I filed an SSD application for a property manager who was also seeking Medicaid. I submitted the claimant’s LDSS-1151 form that her doctor had completed. Right after her Medicaid was approved, the claimant’s SSD application was approved.

Thursday, March 27, 2014

SSA Staff Attorneys

Just as Administrative Law Judges are now required to have more evidence supporting their decisions when approving Social Security Disability (“SSD”) benefits, so too do the staff attorneys.

I represent a claimant with severe back problems. The medical evidence included a report from the treating neurologist, who explained that the claimant’s lumbar neuropathy resulted in restrictions and limitations that precluded full time work. The neurologist had been treating the claimant well before the claimant said he became disabled. Diagnostic testing confirmed compression of both the L4 and L5 nerve roots. Up until recently, the aforementioned reports would have been sufficient to receive an approval. 

Prior to a hearing, I was advised by a staff attorney that additional evidence would be needed to more clearly establish the onset of the claimant’s disability. The neurologist had no problem providing a relatively short narrative report explaining the onset of the claimant’s disability. After the narrative was submitted, the claimant did in fact receive a fully favorable decision. 

It is unclear if the elevated burden of proof for SSD applications, which according to SSA employees has been in place for about two years, is intended to be permanent. If it is, a study should be done to determine if the extra work resources used to evaluate applications now is costing more than the money saved on denied applications that would have been approved. Perhaps more importantly, what are the demographics of those additional applicants who are now being denied? For example, are those new denials mostly comprised of unrepresented claimants, or claimants who cannot afford treatment?

Patchogue Problems Persist

Social Security’s Patchogue District Office has a history of failing to provide the same level of service compared to other offices.
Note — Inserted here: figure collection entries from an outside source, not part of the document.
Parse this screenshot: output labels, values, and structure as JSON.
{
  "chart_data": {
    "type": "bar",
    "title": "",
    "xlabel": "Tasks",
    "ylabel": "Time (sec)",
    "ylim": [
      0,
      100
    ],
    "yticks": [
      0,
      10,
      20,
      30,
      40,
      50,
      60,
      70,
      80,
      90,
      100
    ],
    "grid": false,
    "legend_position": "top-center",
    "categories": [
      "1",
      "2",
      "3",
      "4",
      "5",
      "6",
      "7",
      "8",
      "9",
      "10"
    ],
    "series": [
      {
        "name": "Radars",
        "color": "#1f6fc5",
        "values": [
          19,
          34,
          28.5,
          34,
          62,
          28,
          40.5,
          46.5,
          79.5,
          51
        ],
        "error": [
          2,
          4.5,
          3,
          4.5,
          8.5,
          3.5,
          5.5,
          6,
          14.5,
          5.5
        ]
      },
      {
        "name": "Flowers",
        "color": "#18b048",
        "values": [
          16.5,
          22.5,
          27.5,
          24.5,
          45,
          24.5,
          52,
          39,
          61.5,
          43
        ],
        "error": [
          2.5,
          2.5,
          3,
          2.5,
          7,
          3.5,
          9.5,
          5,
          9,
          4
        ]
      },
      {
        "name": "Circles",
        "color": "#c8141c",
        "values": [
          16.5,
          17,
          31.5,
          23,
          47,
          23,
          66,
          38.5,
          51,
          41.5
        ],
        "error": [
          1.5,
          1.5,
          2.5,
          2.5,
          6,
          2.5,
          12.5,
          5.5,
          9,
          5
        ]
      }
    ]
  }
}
Although their mistakes are eventually corrected at the hearing level, the delay imposes hardship on claimants in the interim. 

 On October 4, 2012, I filed an application seeking Social Security Disability (“SSD”) benefits for a 56 year old landscaper, who suffers from diabetes and arthritis. The claimant’s SSA-16 form stated that the claimant stopped working for FedEx on July 7, 2012, which specified that the FedEx employment should be considered an unsuccessful work attempt (“UWA”) because it lasted less than three months. Since FedEx was irrelevant because it was an UWA, the claimant’s SSA-3368 form stated that the claimant stopped working, as a landscaper, in 2007. 

In June 2012, the State agency found the claimant became disabled from his heavy work as a landscaper on July 7, 2012, by giving controlling weight to the opinion of the treating physician. The obvious question was why was the claimant found disabled as of July 7, 2012 instead of 2007. To learn the answer we tried to call Patchogue. 

Despite repeated messages, nobody from the Patchogue District Office would return our calls after we learned that the State agency applied a July 7, 2012 onset date. We had to call another local office to try get information. Ms. Henpfling from the Riverhead District Office told us that Patchogue failed to follow protocol when a claimant’s application contains discrepant onset dates in the SSA 16 and SSA 3368. Without making any attempt to contact our office, and without the permission or authority of the claimant or us, Patchogue took it upon themselves to cross out the year 2007 on the claimant’s SSA 3368, and handwrote in July 7, 2012 for the onset date. 

Patchogue’s error was corrected by the Jericho hearing office today, as the claimant received a fully favorable decision with the correct onset date. The end result is that the claimant will be awarded more than a year of additional benefits, but it took nearly two years to get the error corrected. Not only did the delay make it difficult for the claimant to pay his bills, but it also wasted the time of the hearing office, all of which could have been avoided if Patchogue would answer a phone.